By signing on to the Treatise for Responsible Paper Use, publishers, printers, mills and others can … help move the entire industry toward a less destructive standard of practice.”
—Gabriella Page Fort, publishing services supervisor,
Continuum International Publishing Group
A Tool for Overcoming Hurdles
“As a publisher of more than 350 new titles annually, and a consumer of paper, we want to be a more environmentally responsible in our purchasing. ... We are incorporating the treatise goals as a tool with our suppliers, and have started the dialogue on the impact of environmental policy and awareness with our main vendors in Asia. By using our purchasing power and knowledge of other publishers’ wishes, we can help further the industry’s long-term goal of having more responsible sheets, with recycled and FSC content, readily available to publishers.

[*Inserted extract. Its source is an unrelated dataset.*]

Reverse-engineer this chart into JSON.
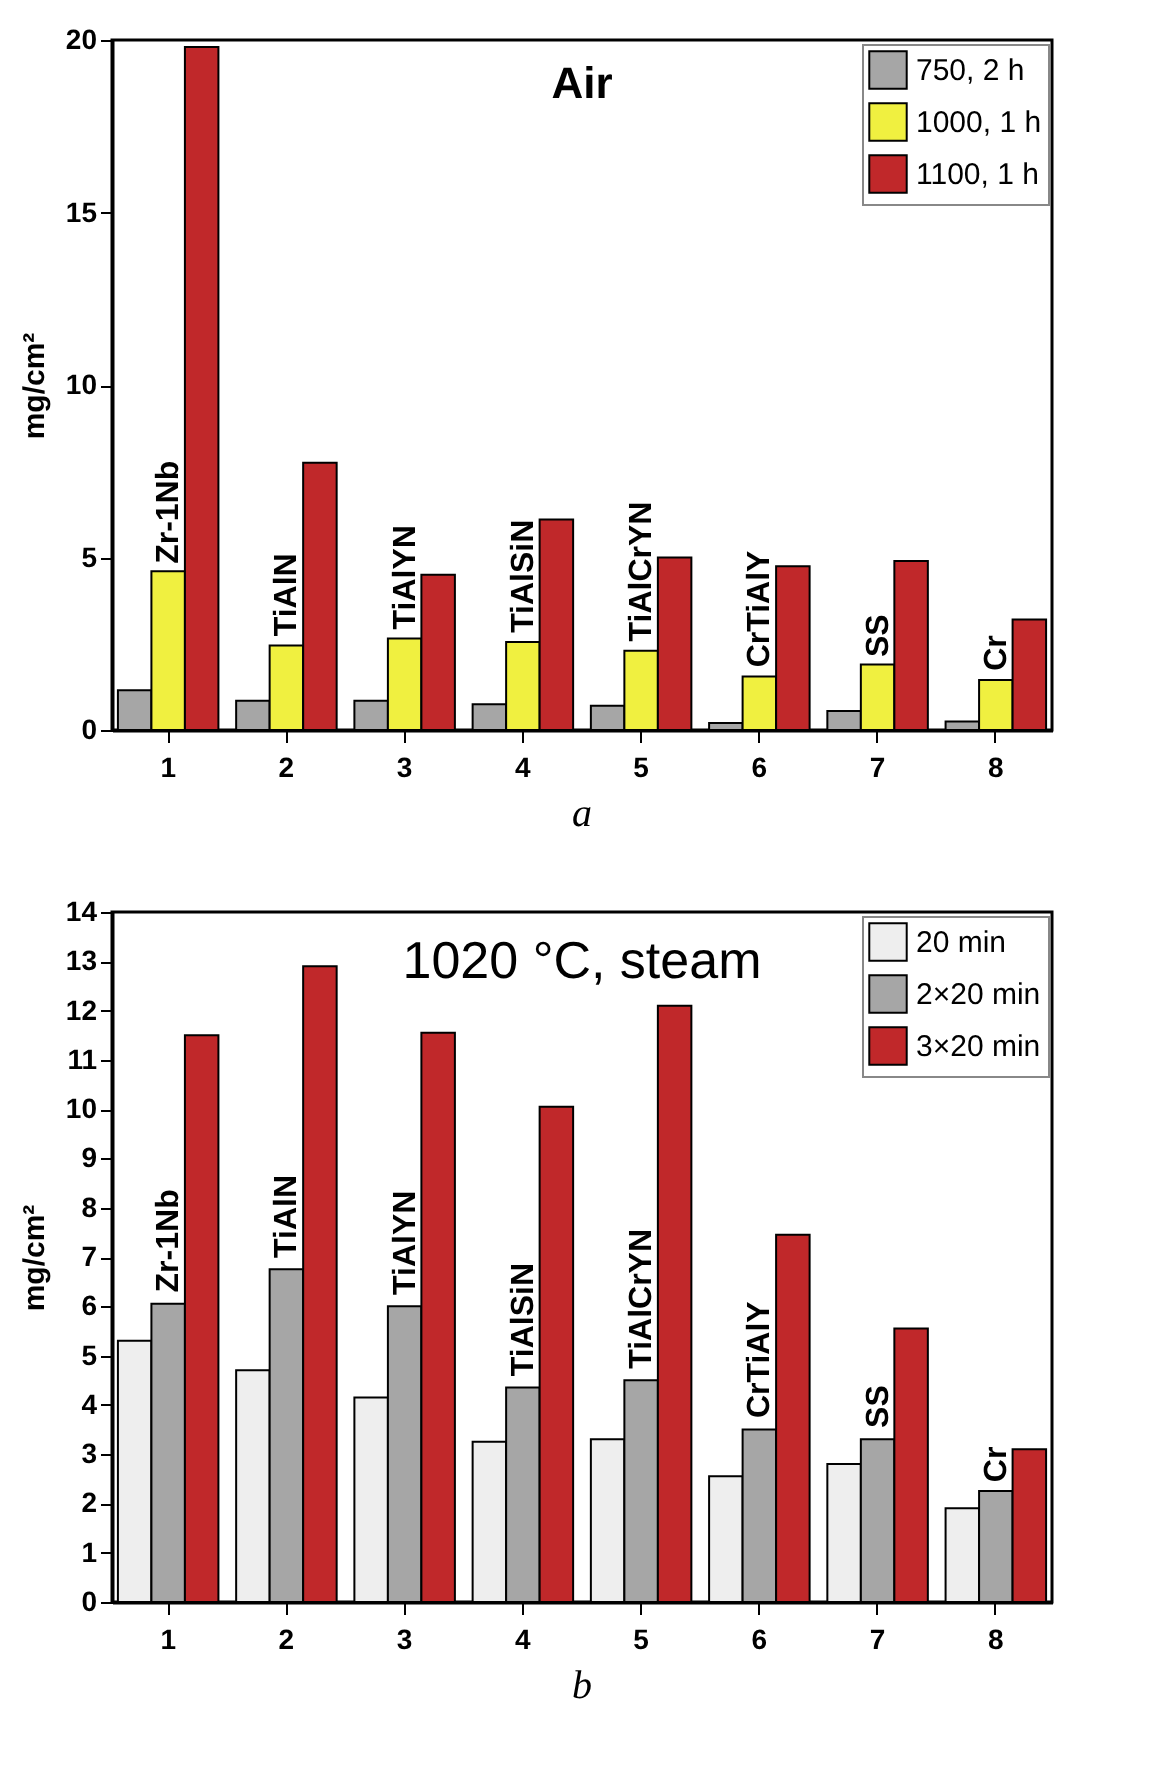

As any publisher begins walking down the road of social responsibility, it is necessary to assemble as many tools as possible, and the treatise is no doubt a valuable tool. As an industry agreement with clear goals and timelines, it serves to focus attention on what is needed in terms of product development.
For publishers manufacturing overseas, like Chronicle, it also offers the opportunity to engage overseas printers, mills and brokers in working toward solutions. No one can argue the fact that we can accomplish more together than individually, and this agreement serves to bring different interests together around common goals and standards.”